There is a very slight uptick compared to last year in insurance written in Alberta and Quebec compared to BC and Ontario, but this is a very minor amount.
The company bought back $50 million of stock (1.11 million shares) during the quarter. They also raised the dividend (as they have done for each year they have been operating) to 51 cents per share from 47 cents per share quarterly. Book value is around $45/share.
The company also increased its credit facility from $200 million to $300 million, which they have left untapped, but this was because of their upcoming debt maturity (5.68% coupon) in June 2020 of $275 million that will come due. Right now this debt is trading above par and it is quite likely they will be able to refinance it, but they are keeping their options open. I also suspect this credit facility (which expires September 2023) is also used as a safety valve in case if something really bad happens in the Canadian housing market.
Most of the interesting information, however, was during the quarterly conference call.
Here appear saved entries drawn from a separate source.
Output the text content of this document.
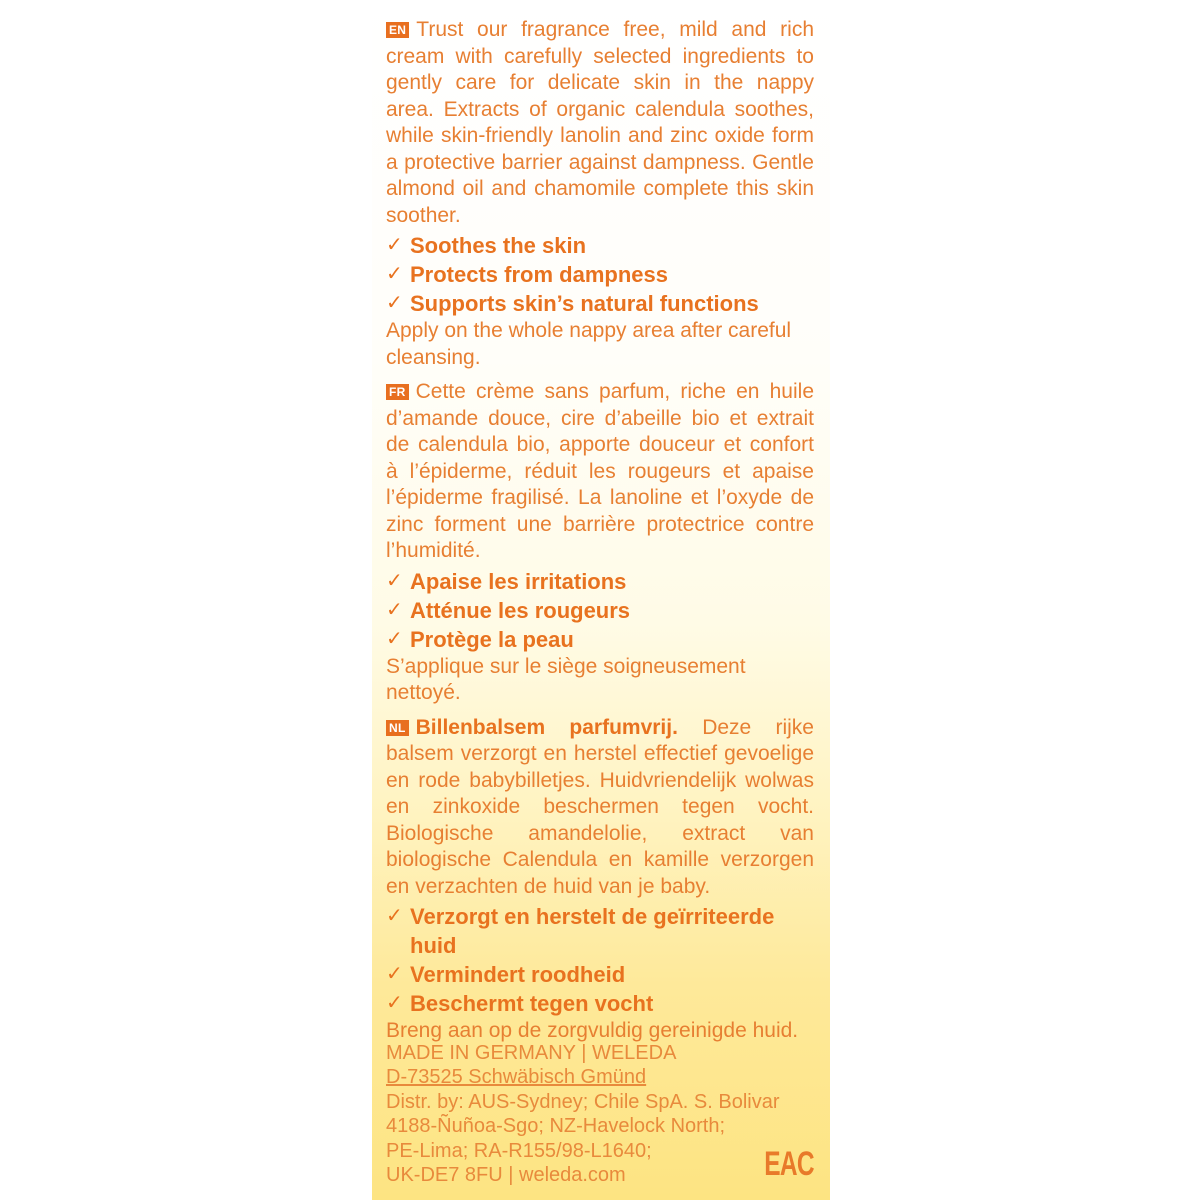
EN Trust our fragrance free, mild and rich cream with carefully selected ingredients to gently care for delicate skin in the nappy area. Extracts of organic calendula soothes, while skin-friendly lanolin and zinc oxide form a protective barrier against dampness. Gentle almond oil and chamomile complete this skin soother.

✓ Soothes the skin
✓ Protects from dampness
✓ Supports skin’s natural functions

Apply on the whole nappy area after careful cleansing.

FR Cette crème sans parfum, riche en huile d’amande douce, cire d’abeille bio et extrait de calendula bio, apporte douceur et confort à l’épiderme, réduit les rougeurs et apaise l’épiderme fragilisé. La lanoline et l’oxyde de zinc forment une barrière protectrice contre l’humidité.

✓ Apaise les irritations
✓ Atténue les rougeurs
✓ Protège la peau

S’applique sur le siège soigneusement nettoyé.

NL Billenbalsem parfumvrij. Deze rijke balsem verzorgt en herstel effectief gevoelige en rode babybilletjes. Huidvriendelijk wolwas en zinkoxide beschermen tegen vocht. Biologische amandelolie, extract van biologische Calendula en kamille verzorgen en verzachten de huid van je baby.

✓ Verzorgt en herstelt de geïrriteerde huid
✓ Vermindert roodheid
✓ Beschermt tegen vocht

Breng aan op de zorgvuldig gereinigde huid.

MADE IN GERMANY | WELEDA
D-73525 Schwäbisch Gmünd
Distr. by: AUS-Sydney; Chile SpA. S. Bolivar
4188-Ñuñoa-Sgo; NZ-Havelock North;
PE-Lima; RA-R155/98-L1640;
UK-DE7 8FU | weleda.com	EAC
The company was talking about how they were in a position in 2019 to distribute $500 to $700 million in capital, and this may go in a combination of share buybacks or special dividends.
One thing that was unlikely, however, was insurance premium increases (they will mirror whatever CMHC offers).
Right now every single variable is favourable for MIC continuing to mint gold with selling mortgage insurance. The economy is good, the housing market in the segment they are most likely to service (first-time homebuyers) is still in very high demand, unemployment is low, etc, etc. When will the party end? Will it?